Le 2014/02/13 11:35 +0100, Bob Friesenhahn a écrit:
On Wed, 12 Feb 2014, Saso Kiselkov wrote:

Prudent advice, yes, but I can't think of any situation where an openly
accessible NTP service on an Internet-facing machine that isn't
*specifically* configured to be an NTP server isn't a case of bad admin
negligence. *All* Internet-facing machines should be running ipfilters
and only open up ports for the services they are designed to provide.

That is pretty harsh.

It's also pretty much true, and plenty of security standards require enforcement of that basic policy.

I had a FreeBSD system which was attacked by this
exploit a couple of months ago and it took down my Internet connection
(massive packet loss) until I figured out the cause.  That system still
receives millions of NTP packets per day (which are now tossed).

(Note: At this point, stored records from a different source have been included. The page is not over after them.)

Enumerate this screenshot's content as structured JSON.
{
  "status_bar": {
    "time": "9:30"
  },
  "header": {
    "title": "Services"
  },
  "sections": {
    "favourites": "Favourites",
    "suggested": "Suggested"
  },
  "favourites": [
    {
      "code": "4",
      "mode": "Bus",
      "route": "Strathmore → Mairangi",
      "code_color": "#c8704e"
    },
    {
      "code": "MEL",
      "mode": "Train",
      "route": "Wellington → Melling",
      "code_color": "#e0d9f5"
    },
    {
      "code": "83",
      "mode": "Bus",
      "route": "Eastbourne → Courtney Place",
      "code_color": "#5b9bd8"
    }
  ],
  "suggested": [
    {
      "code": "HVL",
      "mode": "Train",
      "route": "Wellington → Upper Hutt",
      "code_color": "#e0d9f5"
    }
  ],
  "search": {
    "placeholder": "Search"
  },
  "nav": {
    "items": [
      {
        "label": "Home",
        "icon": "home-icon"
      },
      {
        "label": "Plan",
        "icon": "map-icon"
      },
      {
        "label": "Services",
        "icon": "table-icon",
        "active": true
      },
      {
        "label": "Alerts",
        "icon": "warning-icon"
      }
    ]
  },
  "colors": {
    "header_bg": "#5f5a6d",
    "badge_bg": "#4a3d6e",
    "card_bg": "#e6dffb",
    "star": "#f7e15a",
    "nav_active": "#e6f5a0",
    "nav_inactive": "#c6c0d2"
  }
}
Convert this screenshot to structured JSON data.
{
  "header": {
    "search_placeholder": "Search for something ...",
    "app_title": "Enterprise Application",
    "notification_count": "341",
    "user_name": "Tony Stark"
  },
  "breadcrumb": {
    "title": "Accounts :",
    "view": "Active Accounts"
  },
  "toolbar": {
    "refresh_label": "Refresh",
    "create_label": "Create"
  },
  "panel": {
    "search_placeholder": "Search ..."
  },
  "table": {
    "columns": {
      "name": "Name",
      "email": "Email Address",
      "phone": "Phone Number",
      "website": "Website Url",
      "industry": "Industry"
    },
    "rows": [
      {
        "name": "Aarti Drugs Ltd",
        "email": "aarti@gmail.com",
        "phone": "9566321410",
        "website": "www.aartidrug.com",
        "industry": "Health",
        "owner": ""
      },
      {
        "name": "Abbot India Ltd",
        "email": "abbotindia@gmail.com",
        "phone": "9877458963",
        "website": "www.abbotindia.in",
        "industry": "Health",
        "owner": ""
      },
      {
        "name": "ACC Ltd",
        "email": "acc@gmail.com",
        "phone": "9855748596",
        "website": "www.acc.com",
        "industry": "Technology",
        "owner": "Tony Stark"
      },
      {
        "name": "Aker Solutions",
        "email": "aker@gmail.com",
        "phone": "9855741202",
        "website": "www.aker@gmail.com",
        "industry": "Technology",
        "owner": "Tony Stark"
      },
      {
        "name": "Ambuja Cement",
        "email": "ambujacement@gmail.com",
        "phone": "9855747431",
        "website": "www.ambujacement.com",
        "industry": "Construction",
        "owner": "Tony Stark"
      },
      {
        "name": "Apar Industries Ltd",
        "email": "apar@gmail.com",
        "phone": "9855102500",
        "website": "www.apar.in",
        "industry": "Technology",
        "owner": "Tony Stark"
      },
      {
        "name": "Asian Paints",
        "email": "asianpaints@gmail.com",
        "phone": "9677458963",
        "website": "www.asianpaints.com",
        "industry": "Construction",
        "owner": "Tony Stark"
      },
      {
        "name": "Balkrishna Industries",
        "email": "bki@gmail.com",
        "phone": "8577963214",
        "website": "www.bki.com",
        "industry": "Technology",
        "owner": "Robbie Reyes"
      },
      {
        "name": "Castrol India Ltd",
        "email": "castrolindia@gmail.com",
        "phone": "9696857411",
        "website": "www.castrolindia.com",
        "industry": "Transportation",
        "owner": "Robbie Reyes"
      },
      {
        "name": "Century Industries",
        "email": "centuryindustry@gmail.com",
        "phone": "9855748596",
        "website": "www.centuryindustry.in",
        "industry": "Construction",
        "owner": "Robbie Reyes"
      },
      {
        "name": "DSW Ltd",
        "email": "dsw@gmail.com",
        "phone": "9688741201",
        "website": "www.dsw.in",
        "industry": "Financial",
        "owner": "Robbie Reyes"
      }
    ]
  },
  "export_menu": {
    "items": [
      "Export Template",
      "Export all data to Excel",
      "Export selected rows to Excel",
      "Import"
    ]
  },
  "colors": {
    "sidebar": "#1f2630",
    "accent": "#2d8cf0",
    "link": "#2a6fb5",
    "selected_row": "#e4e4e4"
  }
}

There is no warning in the NTP documentation about the software
automatically acting like a "server" and NTP is pretty much a peer-peer
protocol

Not really, no. Correct time is not a consensus. NTP definitely has a strict top-down hierarchy, not a flat P2P one. But it is indeed difficult to fully grasp it, and sadly, Solaris already has a long track record of not caring much to provide correct defaults.

so it is reasonable to leave that port open on the firewall
since some NTP clients might not be properly configured yet to use a
local NTP server.  Regardless, the protocol being exploited does not
seem to be normal NTP itself but an admin-related protocol.

All firewalls are now stateful, even for non connected protocols. You don't need to allow *incoming* NTP traffic on UDP/123 to allow *outgoing* traffic. So that's not really a valid reason.